The Office of Hawaiian Affairs brought the big issues of self-determination and sovereignty of our Hawaiian people to the table last December at their first Kāmau A Ea summit. Community leaders discussed varying opinions to find solutions to take the next step forward.
“The fact is that the lāhui, the Hawaiian national body, does have a diverse experience with this history,” says Jon Osorio, a professor of Hawaiian Studies at Hawaiʻinuiākea Center for Hawaiian Knowledge at the University of Hawaiʻi at Mānoa. “These are things that need to be talked about and say look! If you’re confused about these issues, if you find these things difficult to understand, understand that we’re all dealing with these kinds of things.”
An inspiring group of dedicated people returned recently to address these issues at OHA’s second Kāmau A Ea summit that was held at Kamakakūokalani Center for Hawaiian Studies at the University of Hawaiʻi at Mānoa. To their excitement, there was much progress made from the last time they met.
“I think what struck me most was really that people have come to a point where it’s no longer about who’s idea is more correct it’s really a question of can we work together is there value to draw from all of these different initiatives,” says Breann Nuʻuhiwa, Chief Advocate at the Office of Hawaiian Affairs.
Kāmau A Ea II consisted of breaking out into four different groups to discuss Hawaiian self-governance on the state, federal and International level so that this forward momentum is recognized in our Hawaiian community and in communities around the world.
Based on her experience working in her Native American community, Rebecca Tsosie attested to the success of these summits in seeking international recognition for indigenous peoples.

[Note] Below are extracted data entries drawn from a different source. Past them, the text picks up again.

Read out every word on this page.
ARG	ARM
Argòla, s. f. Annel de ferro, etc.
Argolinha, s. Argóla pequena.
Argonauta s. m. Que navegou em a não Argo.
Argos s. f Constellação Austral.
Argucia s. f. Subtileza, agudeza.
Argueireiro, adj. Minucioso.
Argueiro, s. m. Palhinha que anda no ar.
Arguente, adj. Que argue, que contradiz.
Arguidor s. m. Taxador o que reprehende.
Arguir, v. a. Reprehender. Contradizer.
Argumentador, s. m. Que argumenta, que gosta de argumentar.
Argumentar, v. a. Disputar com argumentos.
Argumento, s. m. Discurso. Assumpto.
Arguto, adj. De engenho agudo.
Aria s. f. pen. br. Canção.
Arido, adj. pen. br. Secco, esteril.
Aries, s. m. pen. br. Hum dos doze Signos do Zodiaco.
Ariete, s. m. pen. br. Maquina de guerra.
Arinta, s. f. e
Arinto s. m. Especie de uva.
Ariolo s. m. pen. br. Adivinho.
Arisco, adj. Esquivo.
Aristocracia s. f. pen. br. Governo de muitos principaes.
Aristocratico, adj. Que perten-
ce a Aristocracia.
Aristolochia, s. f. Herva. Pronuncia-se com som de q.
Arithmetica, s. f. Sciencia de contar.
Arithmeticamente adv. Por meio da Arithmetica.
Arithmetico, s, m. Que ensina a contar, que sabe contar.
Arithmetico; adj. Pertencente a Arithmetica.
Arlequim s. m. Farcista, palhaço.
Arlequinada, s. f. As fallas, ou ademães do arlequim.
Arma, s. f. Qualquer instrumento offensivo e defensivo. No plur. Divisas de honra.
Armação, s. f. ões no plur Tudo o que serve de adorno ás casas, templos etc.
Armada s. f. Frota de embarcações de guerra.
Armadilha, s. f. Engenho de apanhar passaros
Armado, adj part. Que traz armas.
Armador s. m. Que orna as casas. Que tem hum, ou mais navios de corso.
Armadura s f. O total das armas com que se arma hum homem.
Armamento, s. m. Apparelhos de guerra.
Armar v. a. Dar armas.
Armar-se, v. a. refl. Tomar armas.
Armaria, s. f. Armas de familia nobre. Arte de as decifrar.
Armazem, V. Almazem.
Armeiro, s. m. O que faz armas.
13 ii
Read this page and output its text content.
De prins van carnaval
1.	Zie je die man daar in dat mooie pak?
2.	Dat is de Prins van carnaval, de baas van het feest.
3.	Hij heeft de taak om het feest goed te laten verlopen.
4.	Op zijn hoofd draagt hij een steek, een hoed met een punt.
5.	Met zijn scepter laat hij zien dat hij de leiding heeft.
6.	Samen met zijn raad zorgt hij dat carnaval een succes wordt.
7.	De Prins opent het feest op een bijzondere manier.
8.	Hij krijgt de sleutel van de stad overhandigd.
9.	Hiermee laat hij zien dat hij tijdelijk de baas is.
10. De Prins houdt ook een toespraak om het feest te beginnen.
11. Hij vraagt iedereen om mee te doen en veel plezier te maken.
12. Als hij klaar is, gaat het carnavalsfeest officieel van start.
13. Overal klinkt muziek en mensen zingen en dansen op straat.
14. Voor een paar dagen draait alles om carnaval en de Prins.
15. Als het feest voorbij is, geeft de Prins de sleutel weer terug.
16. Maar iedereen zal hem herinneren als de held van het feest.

“I think that the summits, to me, represent a significant growth and energy and kind of a coalescence of thinking that I would actually describe as Native Hawaiian intellectualism,” says Rebecca Tsosie, who is the Regent’s Professor of Law at Sandra Day O’Connor College of Law, Arizona State University. “That’s a sense of pride that I have, that they see, that they acknowledge that and they’re willing to work together at a very sophisticated level.”
“I can walk away with comfort by the fact that we are doing the best that we can,” says Jon.
And together these leading representatives will be walking into the next step.
“So summit one was about bringing everyone together, summit two was about looking at a vision or multiple visions and summit three is going to be about really putting together some strategic plans for achieving those visions and seeing how we can all work together to put life and energy into all of the initiatives,” says Breann.